Pada Desa Ngrombo, BPBD Kabupaten Sragen telah mendistribusikan sebanyak 10.000 liter air bersih, yang setara dengan 2 tangki. Sementara itu, Desa Ngepringan menerima bantuan sebanyak 15.000 liter air bersih, setara dengan 3 tangki. Bantuan ini diharapkan dapat membantu warga di dua desa tersebut dalam memenuhi kebutuhan pokok mereka selama masa krisis kekeringan ini.
Tidak hanya itu, BPBD Kabupaten Sragen juga melakukan upaya pencegahan dan mengedukasi masyarakat tentang pentingnya pengelolaan sumber daya air secara berkelanjutan.
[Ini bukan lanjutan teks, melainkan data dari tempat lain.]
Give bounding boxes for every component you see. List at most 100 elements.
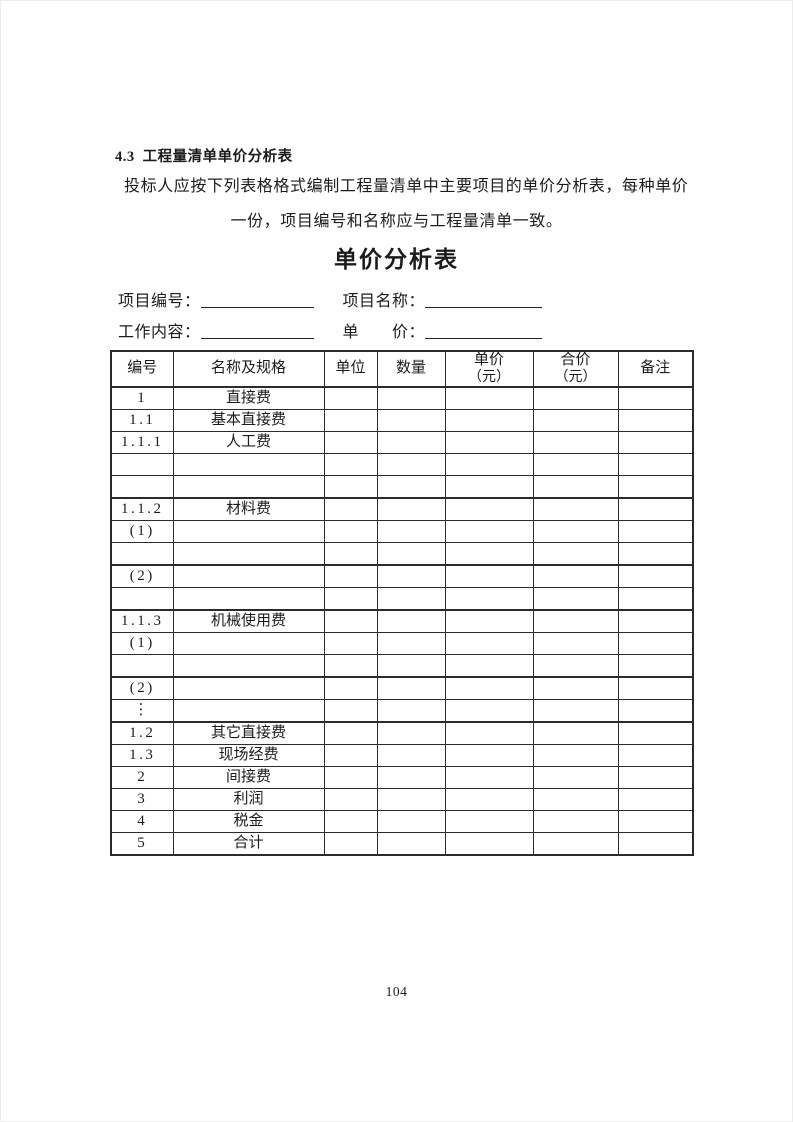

Edukasi ini bertujuan untuk meningkatkan kesadaran masyarakat mengenai pentingnya menjaga keberlangsungan sumber air dan menerapkan praktik konservasi air di lingkungan sekitar.
Pemerintah daerah juga berupaya mengidentifikasi sumber air alternatif dan mencari solusi jangka panjang untuk mengatasi masalah kekeringan di wilayah tersebut. Beberapa langkah yang sedang dipertimbangkan adalah pembangunan sumur bor, pengalihan sumber air dari daerah lain, serta upaya pengelolaan air yang lebih baik melalui penerapan teknologi dan sistem irigasi yang efisien.
Dampak dari kekeringan yang melanda kedua desa ini mengingatkan kita tentang pentingnya kesiapsiagaan dalam menghadapi perubahan iklim dan fenomena alam yang tak terduga. Pengurangan curah hujan dan kemarau yang berkepanjangan dapat berdampak serius pada kehidupan masyarakat, terutama dalam hal ketersediaan air bersih.
Semoga dengan bantuan dari BPBD Kabupaten Sragen dan upaya kolaboratif seluruh pihak, warga di Dk. Ngablak, Ds. Ngrombo, Dk. Wulumadi, dan Dk. Bakpo di Ds. Ngepringan dapat segera mengatasi krisis air bersih yang mereka hadapi saat ini. Di samping itu, penting bagi kita semua untuk terus belajar dari peristiwa ini dan berupaya menjaga keberlanjutan lingkungan agar dapat mengurangi risiko terjadinya bencana alam di masa mendatang.